Often I see developers debating using String
vs. string
as if it’s a simple style decision. No different than
discussing the position of braces, tabs vs. spaces, etc … A meaningless distinction where there is no right answer,
just finding a decision everyone can agree on. The debate between String
and string
though is not a simple
style debate, instead it has the potential to radically change the semantics of a program.
The keyword string
has concrete meaning in C#. It is the type System.String
which exists in the core runtime
assembly. The runtime intrinsictly understands this type and provides the capabilities developers expect for strings
in .NET. Its presence is so critical to C# that if that type doesn’t exist the compiler will exit before attempting to
even parse a line of code. Hence string
has a precise, unambiguous meaning in C# code.
The identifier String
though has no concrete meaning in C#. It is an identifier that goes through all the name
lookup rules as Widget
, Student
, etc … It could bind to string
or it could bind to a type in another assembly
entirely whose purposes may be entirely differnt than string
. Worse it could be defined in a way such that code
like String s = "hello";
continued to compile.
class TricksterString {
void Example() {
String s = "Hello World"; // Okay but probably not what you expect.
}
}
class String {
public static implicit operator String(string s) => null;
}
The actual meaning of String
will always depend on name resolution. That means it depends on all the source files in the
project and all the types defined in all the referenced assemblies. In short it requires quite a bit of context to
know what it means.
True that in the vast majority of cases String
and string
will bind to the same type. But using String
still
means developers are leaving their program up to interpretation in places where there is only one correct answer. When
String
does bind to the wrong type it can leave developers debugging for hours, filing bugs on the compiler team
and generally wasting time that could’ve been saved by using string
.
Another way to visualize the difference is with this sample:
string s1 = 42; // Errors 100% of the time
String s2 = 42; // Might error, might not, depends on the code
Many will argue that while this is information technically accurate using String
is still fine because it’s
exceedingly rare that a code base would define a type of this name. Or that when String
is defined it’s a sign of a
bad code base.
The reality though is quite different. Defining String
happens with some regularity as is demonstrated by the
following BigQuery:
SELECT
sample_path, sample_repo_name
FROM `fh-bigquery.github_extracts.contents_net_cs`
WHERE
NOT STRPOS(sample_repo_name, 'coreclr') > 0
AND NOT STRPOS(sample_repo_name, 'corefx') > 0
AND NOT STRPOS(sample_repo_name, 'roslyn') > 0
AND NOT STRPOS(sample_repo_name, 'corert') > 0
AND NOT STRPOS(sample_repo_name, 'mono') > 0
AND STRPOS(content, 'class String ') > 0
LIMIT 100
Looking through these results you’ll see that String
is defined for a number of completely valid purposes:
reflection helpers, serialization libraries, lexers, protocols, etc … For any of these libraries String
vs.
string
has real consequences depending on where the code is used.

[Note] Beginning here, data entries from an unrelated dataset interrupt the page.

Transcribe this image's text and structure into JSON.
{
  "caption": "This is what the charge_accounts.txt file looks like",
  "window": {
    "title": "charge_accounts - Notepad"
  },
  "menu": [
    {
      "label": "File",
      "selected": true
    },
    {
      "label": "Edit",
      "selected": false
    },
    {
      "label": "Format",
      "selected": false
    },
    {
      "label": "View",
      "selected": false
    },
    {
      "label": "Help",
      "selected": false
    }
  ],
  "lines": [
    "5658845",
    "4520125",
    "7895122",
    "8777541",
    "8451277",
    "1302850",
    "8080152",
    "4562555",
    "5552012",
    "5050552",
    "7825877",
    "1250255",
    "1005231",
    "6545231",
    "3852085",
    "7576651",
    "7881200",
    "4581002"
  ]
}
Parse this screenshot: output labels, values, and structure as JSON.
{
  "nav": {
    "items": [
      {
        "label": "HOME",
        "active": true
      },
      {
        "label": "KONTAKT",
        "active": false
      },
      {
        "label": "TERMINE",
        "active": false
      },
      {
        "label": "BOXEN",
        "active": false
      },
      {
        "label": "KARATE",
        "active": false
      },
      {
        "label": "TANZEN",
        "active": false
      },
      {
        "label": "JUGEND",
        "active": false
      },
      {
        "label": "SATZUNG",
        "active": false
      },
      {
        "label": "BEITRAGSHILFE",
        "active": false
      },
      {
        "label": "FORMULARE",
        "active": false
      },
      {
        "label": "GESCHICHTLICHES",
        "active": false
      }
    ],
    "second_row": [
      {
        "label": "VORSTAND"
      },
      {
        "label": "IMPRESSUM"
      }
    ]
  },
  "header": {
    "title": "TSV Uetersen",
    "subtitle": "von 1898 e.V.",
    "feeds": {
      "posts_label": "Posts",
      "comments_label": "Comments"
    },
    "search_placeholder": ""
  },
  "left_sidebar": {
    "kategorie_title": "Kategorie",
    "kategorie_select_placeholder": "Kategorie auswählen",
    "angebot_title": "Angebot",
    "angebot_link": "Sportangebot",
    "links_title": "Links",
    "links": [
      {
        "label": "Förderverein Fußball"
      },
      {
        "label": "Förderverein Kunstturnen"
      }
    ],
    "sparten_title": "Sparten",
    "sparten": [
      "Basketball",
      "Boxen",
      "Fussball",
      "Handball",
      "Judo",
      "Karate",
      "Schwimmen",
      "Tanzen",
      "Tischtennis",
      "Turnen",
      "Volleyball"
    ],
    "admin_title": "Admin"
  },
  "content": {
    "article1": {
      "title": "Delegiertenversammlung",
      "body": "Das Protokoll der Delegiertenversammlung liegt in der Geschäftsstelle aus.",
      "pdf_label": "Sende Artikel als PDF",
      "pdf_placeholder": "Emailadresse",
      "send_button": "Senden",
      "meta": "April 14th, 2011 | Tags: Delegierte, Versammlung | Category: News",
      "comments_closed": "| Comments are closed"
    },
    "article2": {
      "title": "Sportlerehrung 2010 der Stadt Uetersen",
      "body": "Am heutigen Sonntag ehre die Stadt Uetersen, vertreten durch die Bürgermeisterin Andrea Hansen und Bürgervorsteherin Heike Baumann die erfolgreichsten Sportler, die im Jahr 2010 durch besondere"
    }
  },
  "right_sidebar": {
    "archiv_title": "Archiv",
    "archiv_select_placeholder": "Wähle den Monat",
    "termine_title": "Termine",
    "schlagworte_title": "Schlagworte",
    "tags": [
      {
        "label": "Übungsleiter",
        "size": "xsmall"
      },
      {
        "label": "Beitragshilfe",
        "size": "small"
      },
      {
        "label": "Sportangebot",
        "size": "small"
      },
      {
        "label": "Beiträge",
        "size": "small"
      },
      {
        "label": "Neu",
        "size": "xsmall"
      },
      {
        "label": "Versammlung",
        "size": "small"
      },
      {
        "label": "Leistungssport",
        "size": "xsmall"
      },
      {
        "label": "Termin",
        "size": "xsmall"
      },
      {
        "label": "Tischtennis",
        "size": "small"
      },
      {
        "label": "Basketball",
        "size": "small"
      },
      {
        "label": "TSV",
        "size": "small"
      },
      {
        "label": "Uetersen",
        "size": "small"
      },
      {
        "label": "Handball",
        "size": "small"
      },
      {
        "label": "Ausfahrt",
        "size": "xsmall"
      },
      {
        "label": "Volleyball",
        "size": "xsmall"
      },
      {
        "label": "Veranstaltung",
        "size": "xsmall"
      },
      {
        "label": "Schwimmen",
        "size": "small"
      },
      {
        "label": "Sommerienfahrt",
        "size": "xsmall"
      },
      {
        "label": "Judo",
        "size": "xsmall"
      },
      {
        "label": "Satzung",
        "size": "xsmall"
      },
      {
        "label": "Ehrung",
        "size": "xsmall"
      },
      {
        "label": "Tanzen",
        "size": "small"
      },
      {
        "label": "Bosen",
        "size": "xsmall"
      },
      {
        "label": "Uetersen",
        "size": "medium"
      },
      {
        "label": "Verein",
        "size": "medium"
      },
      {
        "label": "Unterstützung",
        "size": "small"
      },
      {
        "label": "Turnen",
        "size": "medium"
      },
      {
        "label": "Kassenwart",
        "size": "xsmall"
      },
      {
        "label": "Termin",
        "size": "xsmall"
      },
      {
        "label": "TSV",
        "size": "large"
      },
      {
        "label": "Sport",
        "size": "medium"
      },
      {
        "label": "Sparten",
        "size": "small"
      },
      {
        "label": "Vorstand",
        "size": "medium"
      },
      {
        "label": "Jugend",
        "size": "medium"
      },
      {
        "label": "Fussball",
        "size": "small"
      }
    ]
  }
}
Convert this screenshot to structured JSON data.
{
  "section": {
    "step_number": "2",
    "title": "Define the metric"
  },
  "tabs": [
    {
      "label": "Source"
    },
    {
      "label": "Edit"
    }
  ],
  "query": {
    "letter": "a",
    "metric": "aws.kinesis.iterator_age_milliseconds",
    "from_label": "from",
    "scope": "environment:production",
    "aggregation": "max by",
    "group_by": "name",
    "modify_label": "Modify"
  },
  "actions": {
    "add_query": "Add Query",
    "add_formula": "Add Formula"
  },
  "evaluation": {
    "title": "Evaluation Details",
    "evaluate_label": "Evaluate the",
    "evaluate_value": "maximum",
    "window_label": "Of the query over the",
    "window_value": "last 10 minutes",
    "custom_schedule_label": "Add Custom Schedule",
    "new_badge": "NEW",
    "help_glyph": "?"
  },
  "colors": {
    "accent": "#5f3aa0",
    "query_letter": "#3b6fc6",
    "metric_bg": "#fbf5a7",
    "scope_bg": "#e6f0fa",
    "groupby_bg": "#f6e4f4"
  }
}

So remember when you see the String
vs. string
debate this is about semantics, not style. Choosing string
gives
crisp meaning to your code base. Choosing String
isn’t wrong but it’s leaving the door open for surprises in the
future.
Note: This discussion is not limited to string
. It also applies to object
, int
, long
, short
, etc …
essentially any of the type keywords introduced in C# 1.0.